Xia et al. 2025 — Whole-cell biosensor with biological digestion circuit for Hg detection in food matrices
This paper describes a whole-cell biosensor augmented with a synthetic biological digestion gene circuit designed to overcome matrix interference during mercury (Hg2+) detection in complex food samples. The gene circuit automates the digestion of organic matter within the bacterial host, eliminating the need for manual acid digestion steps and enabling more direct detection of Hg2+ in food matrices including fish, rice, shellfish, and black beans. The study validates sensor performance using spiked samples and reports recovery rates, but does not measure actual Hg concentrations in commercially sourced or environmental food samples.
Key numbers
- LOD: 0.082 µM (detection limit); LOQ: 0.272 µM
- Validated food matrices: fish, rice, shellfish, black beans (all spiked)
- Recovery rates: satisfactory across all four matrices (exact values in paper tables)
- Published in Foods 2025, 14, 3798 (MDPI)
Methods (brief)
Whole-cell biosensor incorporating a mer-operon-based Hg-responsive gene circuit, modified with a biological digestion cassette expressed in E. coli.

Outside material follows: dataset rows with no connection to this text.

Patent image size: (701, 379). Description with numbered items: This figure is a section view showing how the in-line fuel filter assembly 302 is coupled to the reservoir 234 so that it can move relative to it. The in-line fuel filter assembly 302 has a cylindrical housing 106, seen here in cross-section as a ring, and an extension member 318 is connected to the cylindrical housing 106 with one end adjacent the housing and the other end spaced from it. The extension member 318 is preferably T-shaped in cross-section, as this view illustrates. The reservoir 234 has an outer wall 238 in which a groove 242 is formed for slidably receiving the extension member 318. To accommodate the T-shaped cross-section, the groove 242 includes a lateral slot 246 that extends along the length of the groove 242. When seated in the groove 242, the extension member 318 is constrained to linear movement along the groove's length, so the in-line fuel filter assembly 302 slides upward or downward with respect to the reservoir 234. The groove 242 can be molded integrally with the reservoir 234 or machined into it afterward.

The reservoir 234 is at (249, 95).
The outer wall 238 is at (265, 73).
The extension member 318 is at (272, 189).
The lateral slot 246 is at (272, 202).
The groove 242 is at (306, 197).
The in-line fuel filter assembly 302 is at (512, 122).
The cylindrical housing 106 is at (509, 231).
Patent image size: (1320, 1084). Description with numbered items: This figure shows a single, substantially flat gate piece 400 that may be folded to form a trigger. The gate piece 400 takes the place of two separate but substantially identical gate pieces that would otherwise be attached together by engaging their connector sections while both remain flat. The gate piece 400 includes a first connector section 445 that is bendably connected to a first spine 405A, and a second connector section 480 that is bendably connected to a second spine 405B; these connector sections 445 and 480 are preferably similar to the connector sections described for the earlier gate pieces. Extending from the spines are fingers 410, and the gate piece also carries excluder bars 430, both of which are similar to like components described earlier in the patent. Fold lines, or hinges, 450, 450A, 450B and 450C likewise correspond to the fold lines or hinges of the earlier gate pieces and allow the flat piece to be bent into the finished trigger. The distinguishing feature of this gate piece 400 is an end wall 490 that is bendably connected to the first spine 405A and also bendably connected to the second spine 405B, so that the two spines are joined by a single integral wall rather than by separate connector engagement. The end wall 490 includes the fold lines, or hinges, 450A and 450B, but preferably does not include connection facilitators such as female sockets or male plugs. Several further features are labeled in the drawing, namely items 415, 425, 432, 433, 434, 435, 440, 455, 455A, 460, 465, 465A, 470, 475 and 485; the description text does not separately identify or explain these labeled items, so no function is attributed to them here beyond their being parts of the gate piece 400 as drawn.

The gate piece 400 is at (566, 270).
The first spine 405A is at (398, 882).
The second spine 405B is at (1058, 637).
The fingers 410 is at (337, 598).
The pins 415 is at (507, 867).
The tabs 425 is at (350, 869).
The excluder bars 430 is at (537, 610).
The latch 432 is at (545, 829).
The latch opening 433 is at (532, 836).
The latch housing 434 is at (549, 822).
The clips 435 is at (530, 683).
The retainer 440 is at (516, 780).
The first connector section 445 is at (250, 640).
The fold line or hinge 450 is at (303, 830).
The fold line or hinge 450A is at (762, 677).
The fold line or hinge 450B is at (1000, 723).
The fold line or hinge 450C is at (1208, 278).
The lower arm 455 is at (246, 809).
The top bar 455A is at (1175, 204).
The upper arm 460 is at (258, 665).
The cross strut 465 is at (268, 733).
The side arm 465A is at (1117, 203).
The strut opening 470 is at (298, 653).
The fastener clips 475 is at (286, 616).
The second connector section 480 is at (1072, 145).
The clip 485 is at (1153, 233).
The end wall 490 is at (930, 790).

Fluorescence signal output correlates with Hg2+ concentration. Method compared against ICP-MS for validation on spiked samples. Total mercury only (not speciated).
Implications
Certification: Not applicable — no occurrence data from commercial or environmental food sources. Courses: Useful as an example of synthetic biology applied to food safety rapid testing, particularly for Hg in seafood and grain matrices. App: No contamination profile data extractable. Microbiome: Not applicable.